Probiotics For Dementia man trying to remember something

In addition, the researchers point out that taking probiotics improved the diversity of fecal microbiota in patients with Alzheimer’s disease. It is known that Alzheimer’s patients have a reduced diversity of microbes in fecal matter. Let us remind you that Alzheimer’s disease affects 6 million Americans and is the leading kind of dementia in the US. The causes of this disease are still unknown, so any new information that can get researchers closer to being able to treat or prevent this condition is extremely valuable. 

Is there a recommended dose of probiotics?

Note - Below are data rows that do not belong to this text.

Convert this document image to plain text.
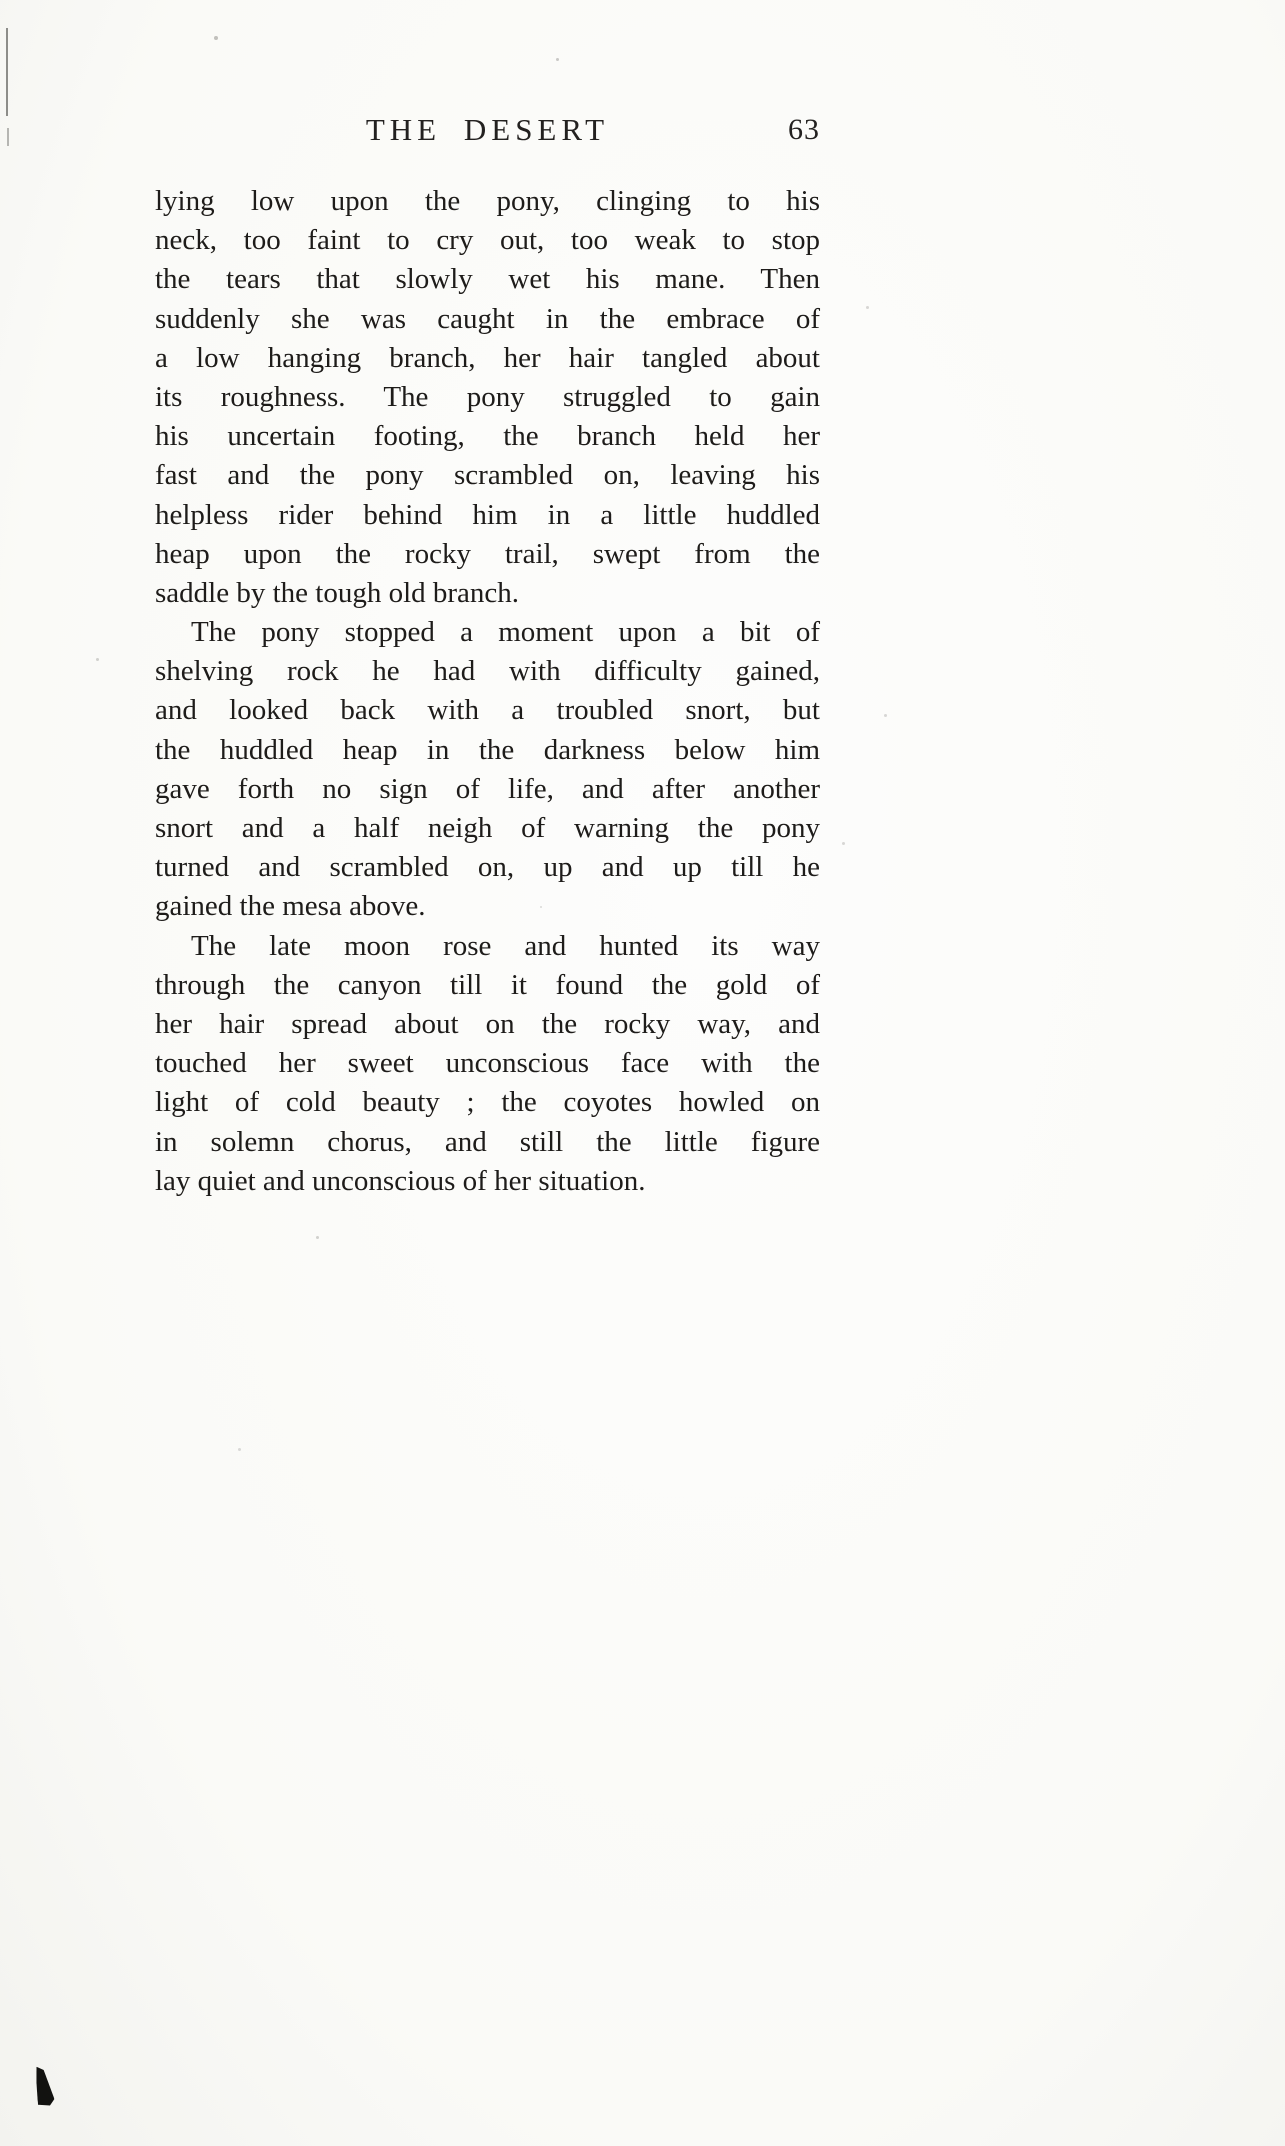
THE DESERT	63

lying low upon the pony, clinging to his
neck, too faint to cry out, too weak to stop
the tears that slowly wet his mane. Then
suddenly she was caught in the embrace of
a low hanging branch, her hair tangled about
its roughness. The pony struggled to gain
his uncertain footing, the branch held her
fast and the pony scrambled on, leaving his
helpless rider behind him in a little huddled
heap upon the rocky trail, swept from the
saddle by the tough old branch.

The pony stopped a moment upon a bit of
shelving rock he had with difficulty gained,
and looked back with a troubled snort, but
the huddled heap in the darkness below him
gave forth no sign of life, and after another
snort and a half neigh of warning the pony
turned and scrambled on, up and up till he
gained the mesa above.

The late moon rose and hunted its way
through the canyon till it found the gold of
her hair spread about on the rocky way, and
touched her sweet unconscious face with the
light of cold beauty ; the coyotes howled on
in solemn chorus, and still the little figure
lay quiet and unconscious of her situation.
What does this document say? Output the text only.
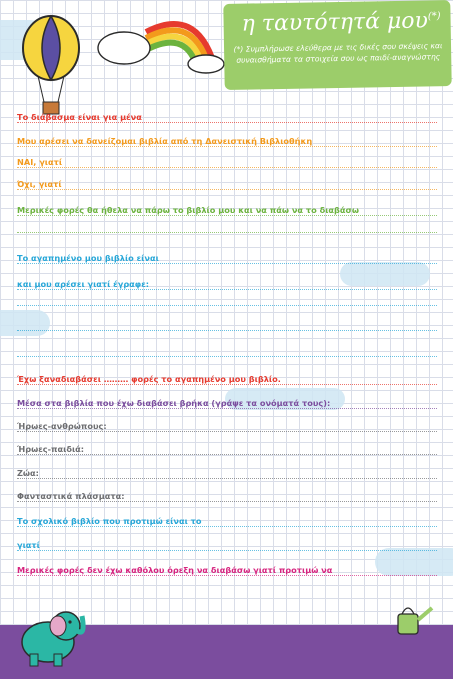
η ταυτότητά μου(*)
(*) Συμπλήρωσε ελεύθερα με τις δικές σου σκέψεις και συναισθήματα τα στοιχεία σου ως παιδί-αναγνώστης
Το διάβασμα είναι για μένα
Μου αρέσει να δανείζομαι βιβλία από τη Δανειστική Βιβλιοθήκη
ΝΑΙ, γιατί
Όχι, γιατί
Μερικές φορές θα ήθελα να πάρω το βιβλίο μου και να πάω να το διαβάσω
Το αγαπημένο μου βιβλίο είναι
και μου αρέσει γιατί έγραφε:
Έχω ξαναδιαβάσει ……… φορές το αγαπημένο μου βιβλίο.
Μέσα στα βιβλία που έχω διαβάσει βρήκα (γράψε τα ονόματά τους):
Ήρωες-ανθρώπους:
Ήρωες-παιδιά:
Ζώα:
Φανταστικά πλάσματα:
Το σχολικό βιβλίο που προτιμώ είναι το
γιατί
Μερικές φορές δεν έχω καθόλου όρεξη να διαβάσω γιατί προτιμώ να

Since research in probiotics is still relatively new, health organizations around the world don’t list any specific guidelines on how much or how often one should take probiotics. That said, the review study lists that the minimal dose listed in most of the studies they looked at was 1 x 10⁹ CFU (probiotics are measured in Colony-Forming Units (CFU), which refers to the number of viable cells), or about 1 billion per day.

While this can be helpful if you’re taking probiotic supplements, it’s difficult to say how many probiotics you took if you get them through your diet. In this case, your best estimation is how you feel. If drinking too much yogurt or eating too many pickles makes you feel bloated or upset your digestion in any other way, lower the dose.

Lastly, let us point out that you shouldn’t start taking probiotic supplements on your own. Even though probiotics are generally considered safe, older adults who want to take probiotics for cognitive health are more likely to experience gastrointestinal upsets, infections, or skin rashes than others. Therefore, you shouldn’t start taking probiotics without your physician’s supervision.